I’ve always been an honor student, but I’m neglecting my online classes. I put in just enough effort to get my assignments done, knowing it is not my best work every time. I wasn’t even bothering to check my grades until today. I found out that I got a 60/100 on a paper for using MLA format instead of APA format. Anything below a B- is unheard of for me, but I hardly raised an eyebrow at the F.
Normally I do laundry several times in a week so that my husband has clean PT clothes and uniforms and socks and all that good stuff. With him gone I let the basket pile up for over a week, though some of it is still his—I’ve been wearing all his t-shirts.
While I’m at my day job, I daydream about all the productive things I am going to do once I punch out—work out, shop for groceries, clean the house, mow the lawn. But once I walk in the door I don’t seem to have the energy. All I want to do is curl up on the couch with Deuce (my dog) and watch another nine episodes of Parks and Recreation.

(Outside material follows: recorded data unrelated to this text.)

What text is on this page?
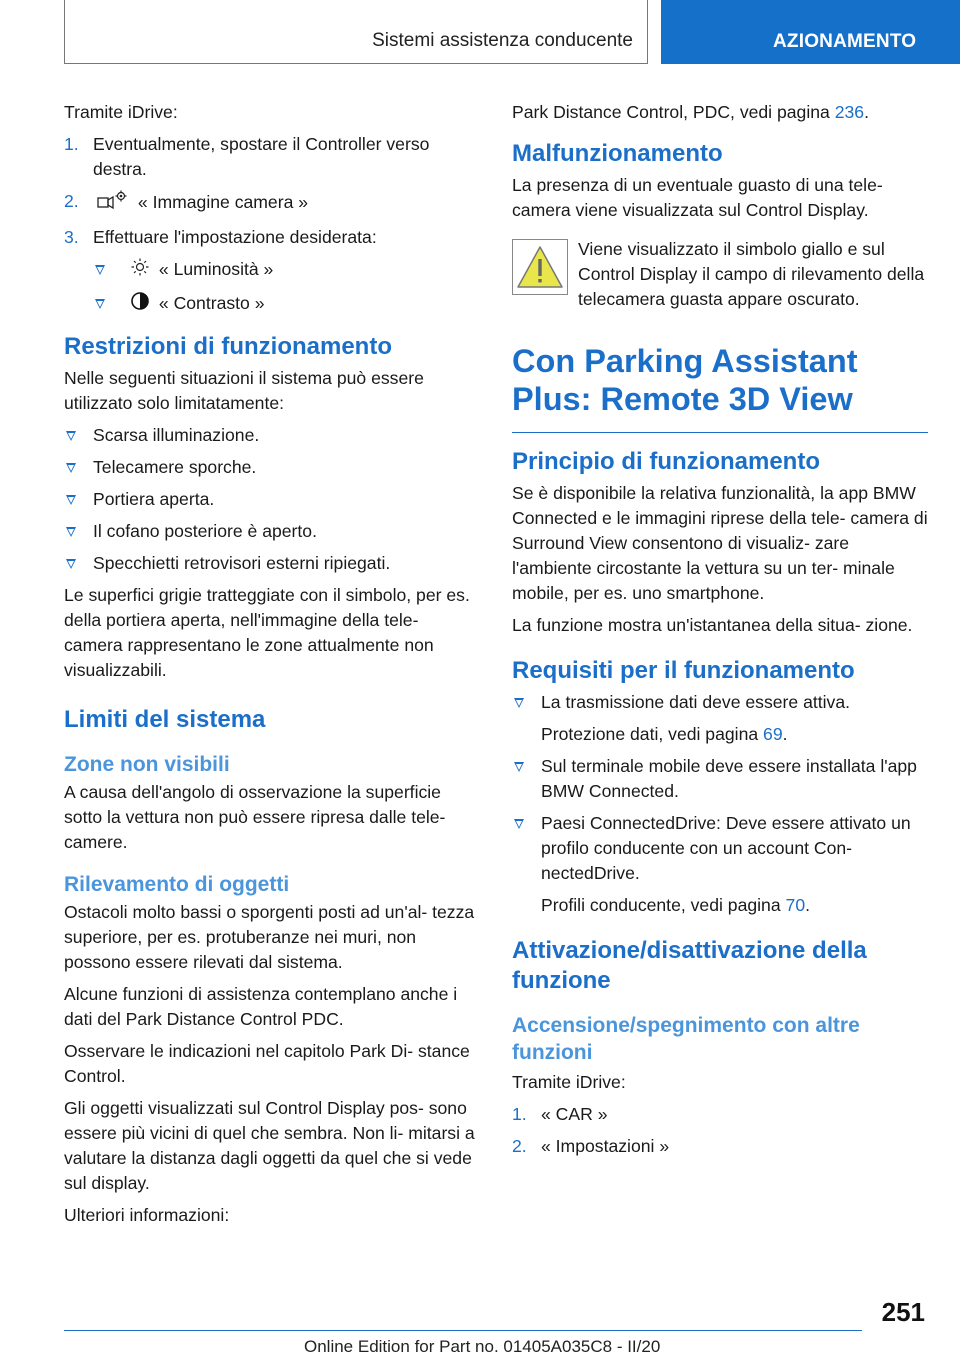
Sistemi assistenza conducente	AZIONAMENTO

Tramite iDrive:

1. Eventualmente, spostare il Controller verso destra.
2.	« Immagine camera »
3. Effettuare l'impostazione desiderata:
« Luminosità »
« Contrasto »
Restrizioni di funzionamento

Nelle seguenti situazioni il sistema può essere utilizzato solo limitatamente:

Scarsa illuminazione.
Telecamere sporche.
Portiera aperta.
Il cofano posteriore è aperto.
Specchietti retrovisori esterni ripiegati.

Le superfici grigie tratteggiate con il simbolo, per es. della portiera aperta, nell'immagine della tele‐ camera rappresentano le zone attualmente non visualizzabili.

Limiti del sistema
Zone non visibili

A causa dell'angolo di osservazione la superficie sotto la vettura non può essere ripresa dalle tele‐ camere.

Rilevamento di oggetti

Ostacoli molto bassi o sporgenti posti ad un'al‐ tezza superiore, per es. protuberanze nei muri, non possono essere rilevati dal sistema.

Alcune funzioni di assistenza contemplano anche i dati del Park Distance Control PDC.

Osservare le indicazioni nel capitolo Park Di‐ stance Control.

Gli oggetti visualizzati sul Control Display pos‐ sono essere più vicini di quel che sembra. Non li‐ mitarsi a valutare la distanza dagli oggetti da quel che si vede sul display.

Ulteriori informazioni:

Park Distance Control, PDC, vedi pagina 236.

Malfunzionamento

La presenza di un eventuale guasto di una tele‐ camera viene visualizzata sul Control Display.

Viene visualizzato il simbolo giallo e sul Control Display il campo di rilevamento della telecamera guasta appare oscurato.
Con Parking Assistant Plus: Remote 3D View
Principio di funzionamento

Se è disponibile la relativa funzionalità, la app BMW Connected e le immagini riprese della tele‐ camera di Surround View consentono di visualiz‐ zare l'ambiente circostante la vettura su un ter‐ minale mobile, per es. uno smartphone.

La funzione mostra un'istantanea della situa‐ zione.

Requisiti per il funzionamento
La trasmissione dati deve essere attiva.

Protezione dati, vedi pagina 69.

Sul terminale mobile deve essere installata l'app BMW Connected.
Paesi ConnectedDrive: Deve essere attivato un profilo conducente con un account Con‐ nectedDrive.

Profili conducente, vedi pagina 70.

Attivazione/disattivazione della funzione
Accensione/spegnimento con altre funzioni

Tramite iDrive:

1. « CAR »
2. « Impostazioni »
251
Online Edition for Part no. 01405A035C8 - II/20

When I found out my husband was going to be deployed, my original plan was to move back home to Minnesota. Maybe I’d live with my mom or my sister, maybe I’d bounce around visiting relatives and friends. But that plan came with a lot of questions and anxieties: Where would I move all of our furniture and possessions? Where would I stay? What about my job? How would I find a new place before he returned?
Then a soldier relocating to Fort Benning offered us his house to rent. I decided that I could always make multiple trips to Minnesota during the deployment; I would have less anxiety by having a place to call home (in Georgia) instead of couch surfing for 9 months. We moved into the new home right before my husband left for Louisiana. It is a beautiful three bedroom, two bath house with a deck and a big fenced-in yard.

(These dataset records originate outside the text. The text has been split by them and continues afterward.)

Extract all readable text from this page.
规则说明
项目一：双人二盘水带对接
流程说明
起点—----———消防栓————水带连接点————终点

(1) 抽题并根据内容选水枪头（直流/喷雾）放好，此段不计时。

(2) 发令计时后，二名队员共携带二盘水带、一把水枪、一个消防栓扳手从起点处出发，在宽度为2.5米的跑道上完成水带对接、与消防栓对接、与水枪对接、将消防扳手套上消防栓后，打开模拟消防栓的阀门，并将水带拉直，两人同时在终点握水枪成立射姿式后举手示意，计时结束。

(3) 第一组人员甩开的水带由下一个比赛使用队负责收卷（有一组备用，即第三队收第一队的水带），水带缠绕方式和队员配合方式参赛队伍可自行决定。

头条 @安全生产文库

Many of our belongings still sit in their boxes, waiting to be unpacked. Every time I start to take things out, I end up sitting on the floor looking at an old photo album for an hour.
I’ve heard jokes about hairy legs and ice cream binges during deployments. But now I’ve had a taste of the apathy and I’m afraid for the future. And we haven’t even gotten to the deployment, this is just JRTC. This is only a month. It hasn’t even been two weeks. I am a zombie.
On the bright side, at least I can say that I know I’ve found the one. He makes me want to be a better person. So much so that in his absence, I can hardly remember how to put on real pants.